Bastián salió del recinto con el arma en la mano, y la tarjeta y la contraseña bien guardadas en su mochila. Antes de poder disfrutar de su obra maestra, debía encargarse de los testigos. Se acercó a un teléfono público, de los pocos que quedaban, y llamó a la policía. Aquel era un número que jamás en la vida creyó iría a marcar.

Policía federal de Trovia. ¿Cuál es la emergencia?

—Tengo información que podría serles útil...


Ya entrada la madrugada, su celular comenzó a vibrar. No conocía el número, por lo que lo ignoró las tres primeras veces. La cuarta, sin embargo, aceptó la llamada y la voz de Franco, su mejor amigo, sonó al otro lado de la línea.

Gaspar, necesito tu ayuda —le dijo él, con voz agitada. Algo andaba mal—. Estoy en el hospital, necesito que me vengas a buscar.

—No puedo —respondió Bastián—. No estoy en Los Narcisos.

¿Qué? ¿Dónde estás?

—En la capital, voy a casa de mis padres. —Antes de que Franco pudiera replicar, Bastián le dijo—: Escúchame bien, Franco. Llama a Kunkuna, quizás él pueda ayudarte, y hagas lo que hagas, asegúrate de conseguir las llaves de la aduana. ¿Crees que puedas hacerlo?

No sé, las dejé... las dejé en mi auto, pero no sé si sea seguro ir a buscarlas —dijo Franco, entrecortadamente—. Tal vez, primero deba ir a Colina Azul, al cuartel, y pasar la noche...

—¡No vayas al cuartel! —lo interrumpió Bastián—. La policía va para allá, ahora.

¿La policía? —se extrañó Franco —. ¿Cómo supieron...?

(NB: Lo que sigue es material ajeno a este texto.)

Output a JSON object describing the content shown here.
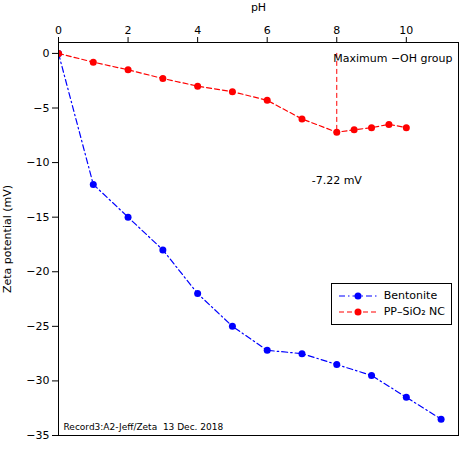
{
  "chart_data": {
    "type": "line",
    "x_label": "pH",
    "y_label": "Zeta potential (mV)",
    "xlim": [
      0,
      11.5
    ],
    "ylim": [
      -35,
      1
    ],
    "xticks": [
      0,
      2,
      4,
      6,
      8,
      10
    ],
    "yticks": [
      0,
      -5,
      -10,
      -15,
      -20,
      -25,
      -30,
      -35
    ],
    "grid": false,
    "legend": "lower right",
    "series": [
      {
        "name": "Bentonite",
        "color": "blue",
        "marker": "circle",
        "line_style": "dashdot",
        "x": [
          0,
          1,
          2,
          3,
          4,
          5,
          6,
          7,
          8,
          9,
          10,
          11
        ],
        "values": [
          0,
          -12,
          -15,
          -18,
          -22,
          -25,
          -27.2,
          -27.5,
          -28.5,
          -29.5,
          -31.5,
          -33.5
        ]
      },
      {
        "name": "PP–SiO₂ NC",
        "color": "red",
        "marker": "circle",
        "line_style": "dashed",
        "x": [
          0,
          1,
          2,
          3,
          4,
          5,
          6,
          7,
          8,
          8.5,
          9,
          9.5,
          10
        ],
        "values": [
          0,
          -0.8,
          -1.5,
          -2.3,
          -3.0,
          -3.5,
          -4.3,
          -6.0,
          -7.22,
          -7.0,
          -6.8,
          -6.5,
          -6.8
        ]
      }
    ],
    "vline": {
      "x": 8,
      "y1": 0,
      "y2": -7.22,
      "color": "red",
      "line_style": "dashed"
    },
    "annotations": [
      {
        "text": "-7.22 mV",
        "x": 8,
        "y": -7.22
      },
      {
        "text": "Maximum −OH group"
      },
      {
        "text": "Record3:A2-Jeff/Zeta  13 Dec. 2018"
      }
    ]
  }
}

—Anda a buscar las llaves, Franco. Mañana lo vas a entender todo.

La llamada se cortó y Bastián retomó su camino hacia la casa de sus padres, aún le quedaban muchos kilómetros por recorrer. En los bares y en los casinos, los gritos y los llantos histéricos ya habían dado comienzo al espectáculo. A lo lejos, sonaban las alarmas de la policía yendo de un lado de la ciudad al otro. Perdían su tiempo, pensó Bastián, ya no había nada que pudieran hacer.

Y nadie sería capaz de evitar que, al día siguiente a esa misma hora, el actual presidente fuera asesinado, o que la gente comenzara a saquear las tiendas y a robar el ganado, ni que el país entero quedase sumido en un perfecto caos.

Bastián inhaló una gran cantidad de aire, hasta que sus pulmones se intoxicaron con la desesperación y el terror que comenzaban a propagarse por el ambiente, cuando se encontró a pasos de distancia de las únicas dos personas a quienes temía de verdad. Entonces, con una sonrisa despreocupada en los labios, tocó el timbre tres veces. Las luces de la casa se encendieron una a una y la cámara de vigilancia se activó.

—Hola, mamá. ¿Puedo quedarme esta noche?